Disdikbud Bedakan Menu Program MBG pada Siswa Disabilitas

Wali Kota Samarinda Andi Harun meninjau uji coba makan bergizi gratis di Samarinda. (dok/Kaltim Faktual)

Program Makan Bergizi Gratis (MBG) pada siswa disabilitas memerlukan penyesuaian pada menu makanan. Sebab ada bahan makanan yang harus dihindari.

Program prioritas Presiden Prabowo Subianto, Makan Bergizi Gratis pelaksanaannya mulai meluas pada Februari 2025 ini. Terutama dari segi jumlah titik Satuan Pelayanan Pemenuhan Gizi (SPPG) dan jumlah pelajar yang menerima.

Terdapat sekitar 190 titik SPPG pelaksana Makan Bergizi Gratis di berbagai daerah. Sejauh ini, program telah menjangkau sekitar 600 ribu pelajar. Sementara di Kaltim, baru terlaksana di Balikpapan, Kutai Kartanegara, dan Samarinda. Mencapai 24 sekolah.

Secara bertahap, program itu ditargetkan menyasar seluruh anak sekolah di Indonesia. Baik itu TK, SD, SMP, hingga tingkatan SMA. Selain itu, Program Makan Bergizi Gratis juga menyasar ibu hamil, juga anak-anak penyandang disabilitas.

Jamak diketahui, anak-anak penyandang disabilitas memiliki kebutuhan makan yang sedikit berbeda. Makanan yang tidak boleh diberikan biasanya sesuai dengan kondisi spesifik masing-masing anak. Namun secara umum ada beberapa hal yang harus menjadi perhatian.

Misalnya, tidak boleh mengonsumsi makanan dengan banyak pemanis buatan atau gula, makanan yang mengandung gluten atau berbahan tepung-tepungan, makanan cepat saji, makanan yang mengandung banyak MSG, hingga makanan dengan kandungan lemak jenuh tinggi.

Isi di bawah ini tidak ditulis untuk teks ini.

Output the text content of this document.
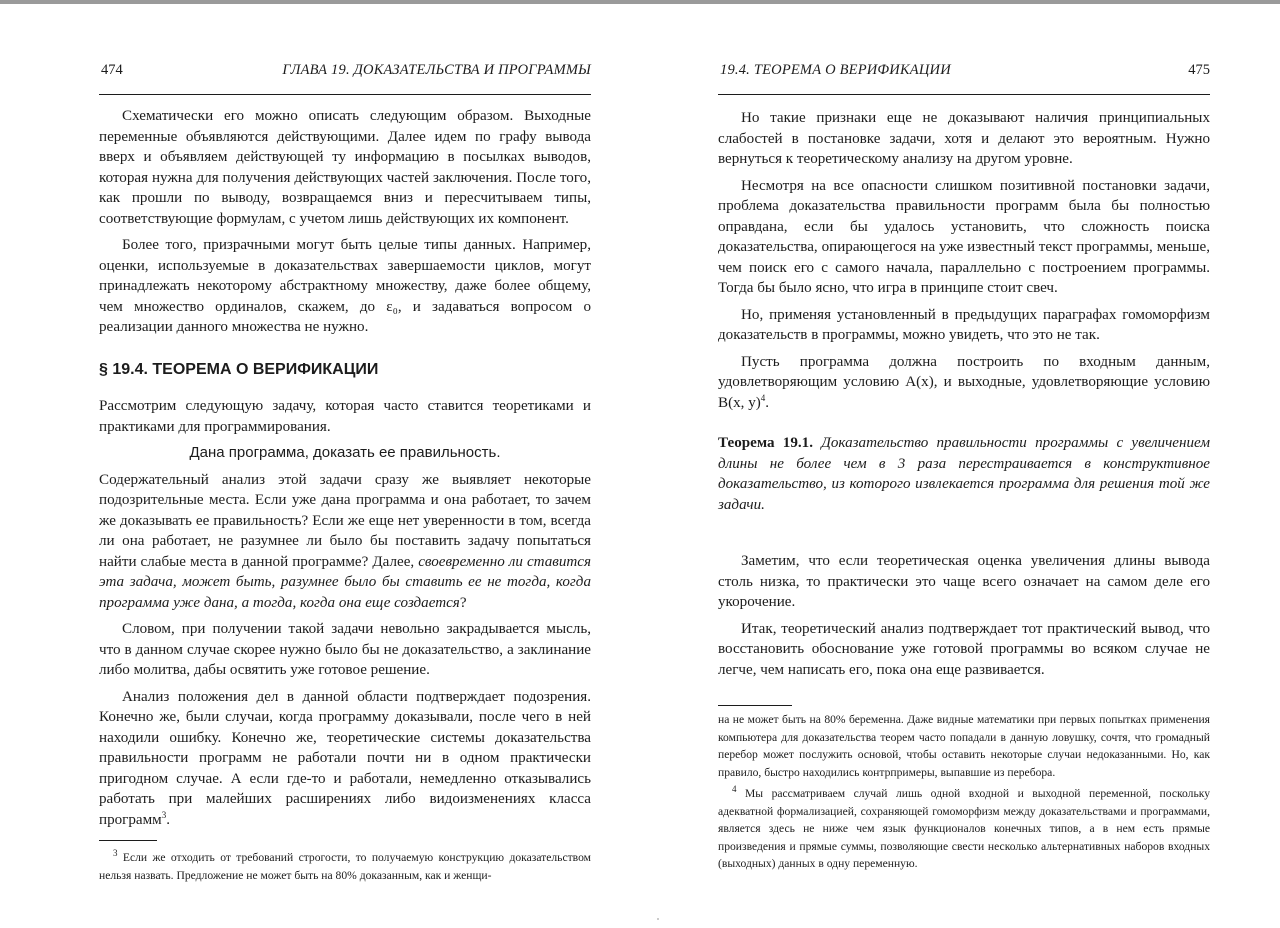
474	ГЛАВА 19. ДОКАЗАТЕЛЬСТВА И ПРОГРАММЫ

Схематически его можно описать следующим образом. Выходные переменные объявляются действующими. Далее идем по графу вывода вверх и объявляем действующей ту информацию в посылках выводов, которая нужна для получения действующих частей заключения. После того, как прошли по выводу, возвращаемся вниз и пересчитываем типы, соответствующие формулам, с учетом лишь действующих их компонент.

Более того, призрачными могут быть целые типы данных. Например, оценки, используемые в доказательствах завершаемости циклов, могут принадлежать некоторому абстрактному множеству, даже более общему, чем множество ординалов, скажем, до ε₀, и задаваться вопросом о реализации данного множества не нужно.

§ 19.4. ТЕОРЕМА О ВЕРИФИКАЦИИ

Рассмотрим следующую задачу, которая часто ставится теоретиками и практиками для программирования.

Дана программа, доказать ее правильность.

Содержательный анализ этой задачи сразу же выявляет некоторые подозрительные места. Если уже дана программа и она работает, то зачем же доказывать ее правильность? Если же еще нет уверенности в том, всегда ли она работает, не разумнее ли было бы поставить задачу попытаться найти слабые места в данной программе? Далее, своевременно ли ставится эта задача, может быть, разумнее было бы ставить ее не тогда, когда программа уже дана, а тогда, когда она еще создается?

Словом, при получении такой задачи невольно закрадывается мысль, что в данном случае скорее нужно было бы не доказательство, а заклинание либо молитва, дабы освятить уже готовое решение.

Анализ положения дел в данной области подтверждает подозрения. Конечно же, были случаи, когда программу доказывали, после чего в ней находили ошибку. Конечно же, теоретические системы доказательства правильности программ не работали почти ни в одном практически пригодном случае. А если где-то и работали, немедленно отказывались работать при малейших расширениях либо видоизменениях класса программ$^3$.

$^3$ Если же отходить от требований строгости, то получаемую конструкцию доказательством нельзя назвать. Предложение не может быть на 80% доказанным, как и женщи-

19.4. ТЕОРЕМА О ВЕРИФИКАЦИИ	475

Но такие признаки еще не доказывают наличия принципиальных слабостей в постановке задачи, хотя и делают это вероятным. Нужно вернуться к теоретическому анализу на другом уровне.

Несмотря на все опасности слишком позитивной постановки задачи, проблема доказательства правильности программ была бы полностью оправдана, если бы удалось установить, что сложность поиска доказательства, опирающегося на уже известный текст программы, меньше, чем поиск его с самого начала, параллельно с построением программы. Тогда бы было ясно, что игра в принципе стоит свеч.

Но, применяя установленный в предыдущих параграфах гомоморфизм доказательств в программы, можно увидеть, что это не так.

Пусть программа должна построить по входным данным, удовлетворяющим условию A(x), и выходные, удовлетворяющие условию B(x, y)$^4$.

Теорема 19.1. Доказательство правильности программы с увеличением длины не более чем в 3 раза перестраивается в конструктивное доказательство, из которого извлекается программа для решения той же задачи.

Заметим, что если теоретическая оценка увеличения длины вывода столь низка, то практически это чаще всего означает на самом деле его укорочение.

Итак, теоретический анализ подтверждает тот практический вывод, что восстановить обоснование уже готовой программы во всяком случае не легче, чем написать его, пока она еще развивается.

на не может быть на 80% беременна. Даже видные математики при первых попытках применения компьютера для доказательства теорем часто попадали в данную ловушку, сочтя, что громадный перебор может послужить основой, чтобы оставить некоторые случаи недоказанными. Но, как правило, быстро находились контрпримеры, выпавшие из перебора.

$^4$ Мы рассматриваем случай лишь одной входной и выходной переменной, поскольку адекватной формализацией, сохраняющей гомоморфизм между доказательствами и программами, является здесь не ниже чем язык функционалов конечных типов, а в нем есть прямые произведения и прямые суммы, позволяющие свести несколько альтернативных наборов входных (выходных) данных в одну переменную.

Plt. Kepala Disdikbud Kalimantan Timur, Rahmat Ramadhan menyebut memastikan pihaknya akan melakukan penyesuaian menu untuk anak disabilitas sesuai dengan kebutuhan. Menu makanan bakal dirancang khusus.

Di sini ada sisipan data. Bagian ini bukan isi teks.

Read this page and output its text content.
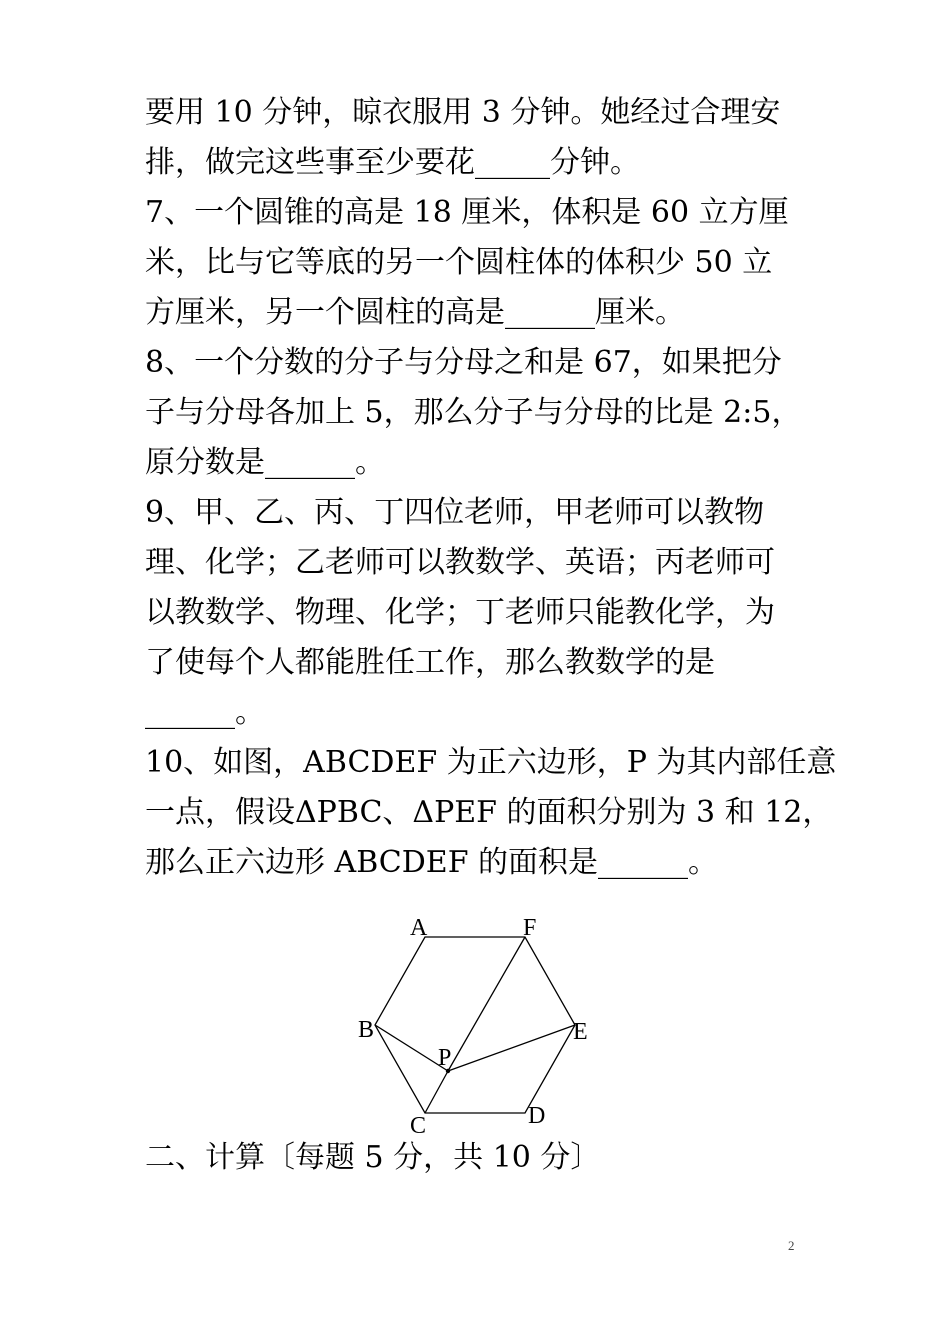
要用 10 分钟，晾衣服用 3 分钟。她经过合理安
排，做完这些事至少要花_____分钟。
7、一个圆锥的高是 18 厘米，体积是 60 立方厘
米，比与它等底的另一个圆柱体的体积少 50 立
方厘米，另一个圆柱的高是______厘米。
8、一个分数的分子与分母之和是 67，如果把分
子与分母各加上 5，那么分子与分母的比是 2:5，
原分数是______。
9、甲、乙、丙、丁四位老师，甲老师可以教物
理、化学；乙老师可以教数学、英语；丙老师可
以教数学、物理、化学；丁老师只能教化学，为
了使每个人都能胜任工作，那么教数学的是
______。
10、如图，ABCDEF 为正六边形，P 为其内部任意
一点，假设ΔPBC、ΔPEF 的面积分别为 3 和 12，
那么正六边形 ABCDEF 的面积是______。
A	F
B	E
P
C	D
二、计算〔每题 5 分，共 10 分〕
2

“Iya karena anak disabilitas tidak bisa ada tepung, tidak bisa manis-manis, jadi tidak akan dikasih ayam tepung, itu tidak bisa. Diganti dengan menu ayam bistik,” katanya belum lama ini.

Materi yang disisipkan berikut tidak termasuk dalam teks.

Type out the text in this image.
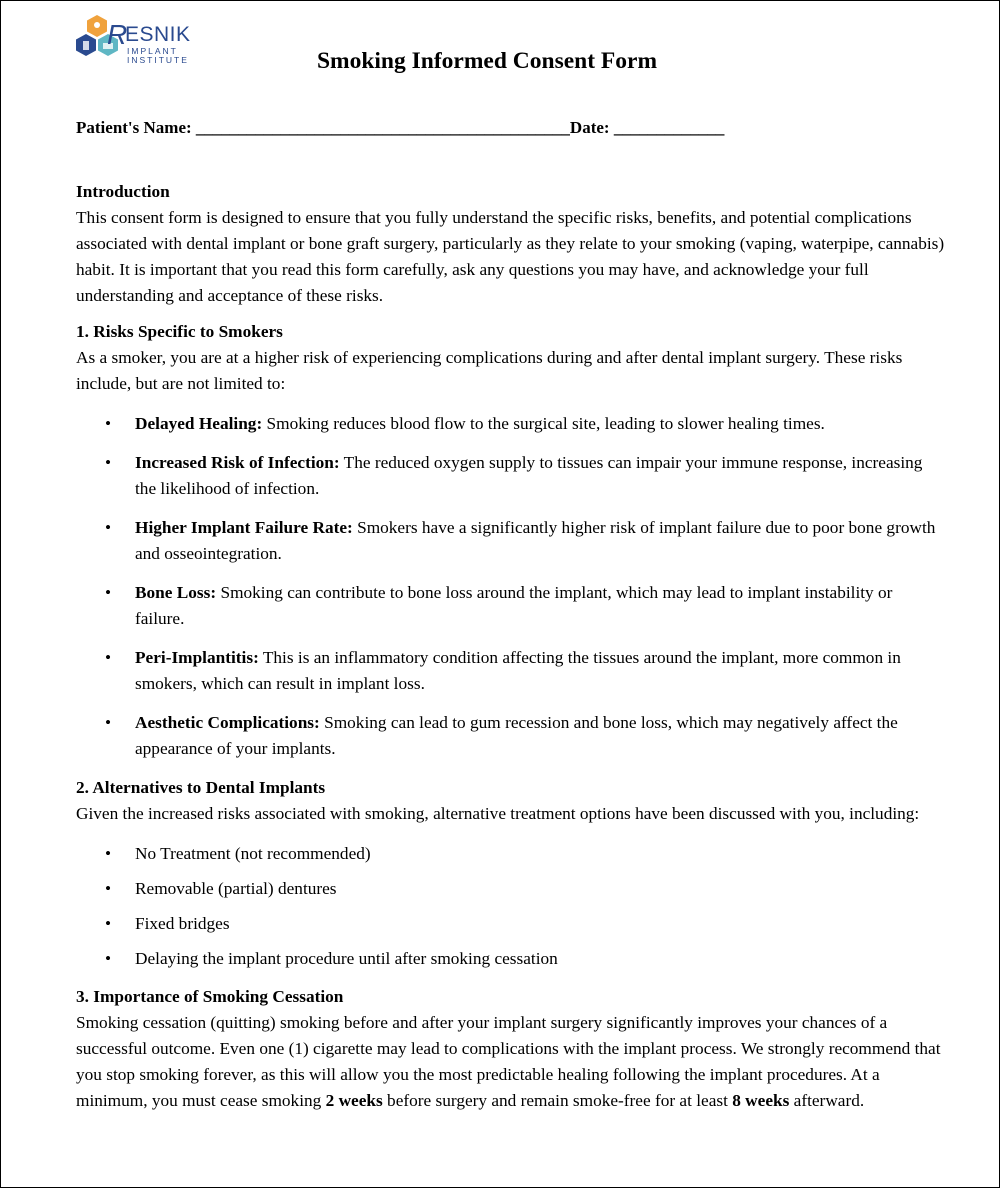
R
ESNIK
IMPLANT
INSTITUTE	Smoking Informed Consent Form
Patient's Name: ____________________________________________Date: _____________

Introduction

This consent form is designed to ensure that you fully understand the specific risks, benefits, and potential complications associated with dental implant or bone graft surgery, particularly as they relate to your smoking (vaping, waterpipe, cannabis) habit. It is important that you read this form carefully, ask any questions you may have, and acknowledge your full understanding and acceptance of these risks.

1. Risks Specific to Smokers

As a smoker, you are at a higher risk of experiencing complications during and after dental implant surgery. These risks include, but are not limited to:

• Delayed Healing: Smoking reduces blood flow to the surgical site, leading to slower healing times.
• Increased Risk of Infection: The reduced oxygen supply to tissues can impair your immune response, increasing the likelihood of infection.
• Higher Implant Failure Rate: Smokers have a significantly higher risk of implant failure due to poor bone growth and osseointegration.
• Bone Loss: Smoking can contribute to bone loss around the implant, which may lead to implant instability or failure.
• Peri-Implantitis: This is an inflammatory condition affecting the tissues around the implant, more common in smokers, which can result in implant loss.
• Aesthetic Complications: Smoking can lead to gum recession and bone loss, which may negatively affect the appearance of your implants.

2. Alternatives to Dental Implants

Given the increased risks associated with smoking, alternative treatment options have been discussed with you, including:

• No Treatment (not recommended)
• Removable (partial) dentures
• Fixed bridges
• Delaying the implant procedure until after smoking cessation

3. Importance of Smoking Cessation

Smoking cessation (quitting) smoking before and after your implant surgery significantly improves your chances of a successful outcome. Even one (1) cigarette may lead to complications with the implant process. We strongly recommend that you stop smoking forever, as this will allow you the most predictable healing following the implant procedures. At a minimum, you must cease smoking 2 weeks before surgery and remain smoke-free for at least 8 weeks afterward.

Rahmat menyebut, tim Satuan Pelayanan Pemenuhan Gizi (SPPG) juga telah berkoordinasi dengan orang tua siswa dan guru terkait kebutuhan gizi  bagi anak penyandang disabilitas di Kaltim. “Kemarin sudah simulasi, sekolah biasa dan SLB mudah dilakukan dengan berbeda.”

Untuk penambahan jumlah sekolah di Kaltim, Rahmat menyebut listing sekolah bergantung pada posisi dapur. Kemudian sekolah yang menjadi penerima manfaat berikutnya, merupakan sekolah dengan radius beberapa kilometer dari dapur.

“Kewenangannya di badan gizi. Di provinsi hanya menyediakan murid-murid nya. Kalau dari (pemerintah) provinsi siap saja di manapun. Kami hanya perlu dapurnya dulu di mana.”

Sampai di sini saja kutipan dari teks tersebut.